Lactose intolerance is a non-immunogenic condition with a diminished ability to digest lactose due to a deficiency of lactase (enzyme). The common symptoms of lactose intolerance include abdominal discomfort, flatulence, diarrhea, bloating, etc. Non-IgE mediated CMA is often confused with lactose intolerance and may lead to a needlessly restricted diet.
Diagnostics
Challenge tests
An OFC is regarded as the gold standard for diagnosing CMA. However, OFC is often considered time-consuming, resource-intensive, and potentially risky.
In-vitro diagnostics
Milk sIgE testing is used as an aid in diagnosing milk allergy and monitoring disease development. Using sIgE diagnostic values has been reported to be beneficial for physicians in deciding when and how it is necessary to perform an OFC to estimate the potential risk of CMA to the patient´s health. In addition, monitoring of reduction in sIgE levels can also be beneficial in predicting the development of tolerance towards CM among children with CMA, further confirmed by OFC tests.

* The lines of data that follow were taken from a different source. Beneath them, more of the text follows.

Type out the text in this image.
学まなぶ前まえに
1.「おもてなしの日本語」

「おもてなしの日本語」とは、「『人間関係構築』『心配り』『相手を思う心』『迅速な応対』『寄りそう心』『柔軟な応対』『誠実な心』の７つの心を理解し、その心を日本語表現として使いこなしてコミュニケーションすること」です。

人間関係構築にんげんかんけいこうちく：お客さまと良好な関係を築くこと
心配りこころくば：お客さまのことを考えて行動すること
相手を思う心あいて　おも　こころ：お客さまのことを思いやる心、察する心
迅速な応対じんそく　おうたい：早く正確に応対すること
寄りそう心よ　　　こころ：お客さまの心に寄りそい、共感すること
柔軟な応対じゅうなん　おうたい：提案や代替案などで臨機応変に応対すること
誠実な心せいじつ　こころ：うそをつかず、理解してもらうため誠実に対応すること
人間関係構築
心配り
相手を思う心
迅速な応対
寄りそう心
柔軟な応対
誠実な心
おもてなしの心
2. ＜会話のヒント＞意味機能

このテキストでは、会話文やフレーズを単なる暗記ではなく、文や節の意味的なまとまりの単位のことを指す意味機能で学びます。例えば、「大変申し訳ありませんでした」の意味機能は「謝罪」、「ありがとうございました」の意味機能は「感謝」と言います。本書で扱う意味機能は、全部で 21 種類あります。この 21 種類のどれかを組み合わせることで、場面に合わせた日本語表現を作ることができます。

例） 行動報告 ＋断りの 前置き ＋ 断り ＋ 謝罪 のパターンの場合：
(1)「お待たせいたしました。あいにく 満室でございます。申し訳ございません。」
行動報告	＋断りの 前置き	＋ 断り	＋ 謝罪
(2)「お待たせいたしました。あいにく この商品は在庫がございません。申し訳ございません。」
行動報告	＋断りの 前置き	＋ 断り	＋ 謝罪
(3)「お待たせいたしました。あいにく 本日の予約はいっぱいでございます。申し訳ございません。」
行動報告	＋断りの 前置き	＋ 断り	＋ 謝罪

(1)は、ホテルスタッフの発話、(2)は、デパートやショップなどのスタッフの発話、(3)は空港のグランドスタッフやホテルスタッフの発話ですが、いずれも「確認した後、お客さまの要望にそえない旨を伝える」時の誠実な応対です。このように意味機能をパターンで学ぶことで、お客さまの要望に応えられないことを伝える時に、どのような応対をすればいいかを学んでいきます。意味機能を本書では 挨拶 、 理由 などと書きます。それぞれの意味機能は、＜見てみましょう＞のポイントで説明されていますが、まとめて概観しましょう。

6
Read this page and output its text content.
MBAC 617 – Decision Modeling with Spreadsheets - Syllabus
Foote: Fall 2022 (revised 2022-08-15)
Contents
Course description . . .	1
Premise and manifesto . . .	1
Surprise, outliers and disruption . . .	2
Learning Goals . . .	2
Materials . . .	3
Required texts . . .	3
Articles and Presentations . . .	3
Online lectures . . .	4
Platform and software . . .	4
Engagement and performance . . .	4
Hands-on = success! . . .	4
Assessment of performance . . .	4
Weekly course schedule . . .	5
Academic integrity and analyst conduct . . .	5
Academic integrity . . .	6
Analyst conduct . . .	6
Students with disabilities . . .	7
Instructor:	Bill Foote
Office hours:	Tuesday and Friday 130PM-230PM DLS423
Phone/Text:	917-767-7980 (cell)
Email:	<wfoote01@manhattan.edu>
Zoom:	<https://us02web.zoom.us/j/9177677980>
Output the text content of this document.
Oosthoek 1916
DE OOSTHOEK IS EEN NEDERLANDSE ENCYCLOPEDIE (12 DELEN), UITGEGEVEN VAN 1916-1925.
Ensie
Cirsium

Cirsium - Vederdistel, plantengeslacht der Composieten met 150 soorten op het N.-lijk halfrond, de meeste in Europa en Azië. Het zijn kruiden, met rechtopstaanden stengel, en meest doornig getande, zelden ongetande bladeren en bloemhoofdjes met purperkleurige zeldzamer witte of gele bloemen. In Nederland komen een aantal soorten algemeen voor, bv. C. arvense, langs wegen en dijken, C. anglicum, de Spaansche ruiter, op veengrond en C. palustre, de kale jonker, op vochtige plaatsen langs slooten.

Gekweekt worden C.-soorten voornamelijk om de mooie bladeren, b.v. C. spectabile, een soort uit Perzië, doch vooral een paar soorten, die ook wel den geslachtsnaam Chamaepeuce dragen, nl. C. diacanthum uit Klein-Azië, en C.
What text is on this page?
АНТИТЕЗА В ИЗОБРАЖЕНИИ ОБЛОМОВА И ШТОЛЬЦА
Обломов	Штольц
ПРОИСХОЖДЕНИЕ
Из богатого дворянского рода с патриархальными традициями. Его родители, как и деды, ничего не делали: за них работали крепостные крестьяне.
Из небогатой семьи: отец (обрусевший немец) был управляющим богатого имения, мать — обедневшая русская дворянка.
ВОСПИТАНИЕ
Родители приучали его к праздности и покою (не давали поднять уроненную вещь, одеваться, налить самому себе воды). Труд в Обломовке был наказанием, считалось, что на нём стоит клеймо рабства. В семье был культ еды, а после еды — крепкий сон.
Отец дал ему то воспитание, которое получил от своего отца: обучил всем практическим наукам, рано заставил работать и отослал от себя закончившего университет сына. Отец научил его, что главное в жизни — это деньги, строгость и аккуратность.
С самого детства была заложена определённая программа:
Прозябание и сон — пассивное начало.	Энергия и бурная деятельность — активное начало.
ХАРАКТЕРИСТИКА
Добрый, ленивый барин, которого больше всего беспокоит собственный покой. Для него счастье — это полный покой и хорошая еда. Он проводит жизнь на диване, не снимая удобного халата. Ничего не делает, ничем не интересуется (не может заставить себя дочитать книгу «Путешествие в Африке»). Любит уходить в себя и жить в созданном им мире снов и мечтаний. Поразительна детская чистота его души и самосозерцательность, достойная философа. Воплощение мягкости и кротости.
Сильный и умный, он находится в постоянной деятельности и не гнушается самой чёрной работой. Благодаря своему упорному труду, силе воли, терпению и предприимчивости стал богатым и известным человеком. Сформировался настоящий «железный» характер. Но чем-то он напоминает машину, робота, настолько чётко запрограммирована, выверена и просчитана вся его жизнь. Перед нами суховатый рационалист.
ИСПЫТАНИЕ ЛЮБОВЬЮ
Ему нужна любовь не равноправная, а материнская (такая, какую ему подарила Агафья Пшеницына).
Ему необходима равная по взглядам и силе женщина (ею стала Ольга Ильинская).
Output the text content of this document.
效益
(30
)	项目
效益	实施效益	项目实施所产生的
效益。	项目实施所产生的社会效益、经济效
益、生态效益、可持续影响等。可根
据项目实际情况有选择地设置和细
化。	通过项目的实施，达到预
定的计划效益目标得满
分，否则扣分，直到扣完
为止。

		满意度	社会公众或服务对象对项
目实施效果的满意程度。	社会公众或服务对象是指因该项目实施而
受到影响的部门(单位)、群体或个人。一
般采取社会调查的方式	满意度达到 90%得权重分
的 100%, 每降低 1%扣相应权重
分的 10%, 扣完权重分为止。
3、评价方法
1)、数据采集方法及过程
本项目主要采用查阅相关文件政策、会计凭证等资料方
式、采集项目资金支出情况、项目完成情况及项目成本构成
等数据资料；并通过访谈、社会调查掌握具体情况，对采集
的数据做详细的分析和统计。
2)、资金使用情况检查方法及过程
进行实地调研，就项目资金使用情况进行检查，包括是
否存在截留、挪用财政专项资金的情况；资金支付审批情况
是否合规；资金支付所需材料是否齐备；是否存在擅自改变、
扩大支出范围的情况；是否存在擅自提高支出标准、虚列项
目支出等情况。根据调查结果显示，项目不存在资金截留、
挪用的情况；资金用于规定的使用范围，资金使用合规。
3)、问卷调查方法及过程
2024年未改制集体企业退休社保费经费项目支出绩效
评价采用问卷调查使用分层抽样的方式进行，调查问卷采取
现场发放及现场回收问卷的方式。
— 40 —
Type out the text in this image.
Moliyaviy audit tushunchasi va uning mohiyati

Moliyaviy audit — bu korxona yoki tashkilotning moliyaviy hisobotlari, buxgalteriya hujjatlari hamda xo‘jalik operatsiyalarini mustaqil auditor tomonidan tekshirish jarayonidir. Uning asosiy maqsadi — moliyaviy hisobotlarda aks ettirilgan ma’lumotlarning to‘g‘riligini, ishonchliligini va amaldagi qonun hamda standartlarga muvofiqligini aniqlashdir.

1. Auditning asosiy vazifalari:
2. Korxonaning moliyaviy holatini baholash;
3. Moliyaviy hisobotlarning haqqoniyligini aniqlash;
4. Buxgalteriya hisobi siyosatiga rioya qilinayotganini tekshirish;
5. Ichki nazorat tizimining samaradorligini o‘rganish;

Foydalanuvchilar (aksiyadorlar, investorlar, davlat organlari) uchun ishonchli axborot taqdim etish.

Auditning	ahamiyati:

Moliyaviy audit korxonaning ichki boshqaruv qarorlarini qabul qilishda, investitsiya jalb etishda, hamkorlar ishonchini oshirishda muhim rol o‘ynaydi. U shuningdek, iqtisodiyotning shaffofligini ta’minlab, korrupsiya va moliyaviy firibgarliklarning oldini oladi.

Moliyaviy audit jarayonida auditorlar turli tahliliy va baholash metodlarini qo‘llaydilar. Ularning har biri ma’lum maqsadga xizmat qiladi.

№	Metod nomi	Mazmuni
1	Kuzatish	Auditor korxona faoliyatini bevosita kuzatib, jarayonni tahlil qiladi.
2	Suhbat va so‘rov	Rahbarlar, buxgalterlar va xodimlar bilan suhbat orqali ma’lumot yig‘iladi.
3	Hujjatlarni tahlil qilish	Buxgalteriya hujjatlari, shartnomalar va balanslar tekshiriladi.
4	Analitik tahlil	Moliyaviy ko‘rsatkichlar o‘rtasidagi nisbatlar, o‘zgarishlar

In patients with persistent milk allergy, milk sIgE levels are found to be higher in the first two years of life compared to those developing tolerance. This was further evident from a study conducted on 115 children (< 24 months; with AD and CMA), which reported a progressive reduction of CM sIgE in serum of patients developing milk tolerance (about 50% of children of age > 24 months became tolerant to CM by 67 months of age) compared to the patients with persistent milk allergy.
Prevention And Therapy
Allergen immunotherapy
Various studies have reported oral immunotherapy (OIT) as an effective treatment option for young children with CMA. The European Academy of Allergy and Clinical Immunology (EAACI) guideline on OIT in food allergy suggests starting CM OIT in children around 4-5 years old because, at this age, 50-90% of the children have already outgrown their allergy. Also, the EAACI Molecular Allergology User´s Guide proposes that molecular diagnosis may be utilized to identify subjects at higher risk of experiencing side effects from milk OIT and to monitor the development of desensitization and tolerance.
For example, a milk-based OIT study conducted on 76 patients (with persistent CMA) reported that 72% (55/76) of patients developed tolerance and attained the target maintenance dose (200 ml) for CM during OIT. Moreover, the study revealed high levels of the milk allergen components like α-lactalbumin, β-lactalbumin and casein before OIT starts could predict a less successful OIT outcome with a lower maintenance dose reached.
Prevention strategies
Complete elimination (avoidance) of milk and milk-based products from the diet is considered the main treatment for CMA. However, complete avoidance of proteins present in cow´s milk might adversely impact the growth and development of infants or children. Hence, for infants with CMA, breastfeeding (if possible) and/or alternative formula (like hydrolyzed or amino acid-based formula or soy formula) should be considered as a source of nutrition.
Furthermore, CMA patients are usually recommended to avoid other mammalian milk, like goat’s milk and sheep’s milk, owing to the presence of highly cross-reactive allergenic molecules.
Early introduction of CMP as a supplement to breastfeeding and during weaning might be beneficial in developing tolerance towards CM. Additionally, the introduction of baked-milk products (muffins, bread, and cakes) in the diet of children with CMA has been reported to enhance milk tolerance and is even considered a positive treatment alternative for patients with CMA.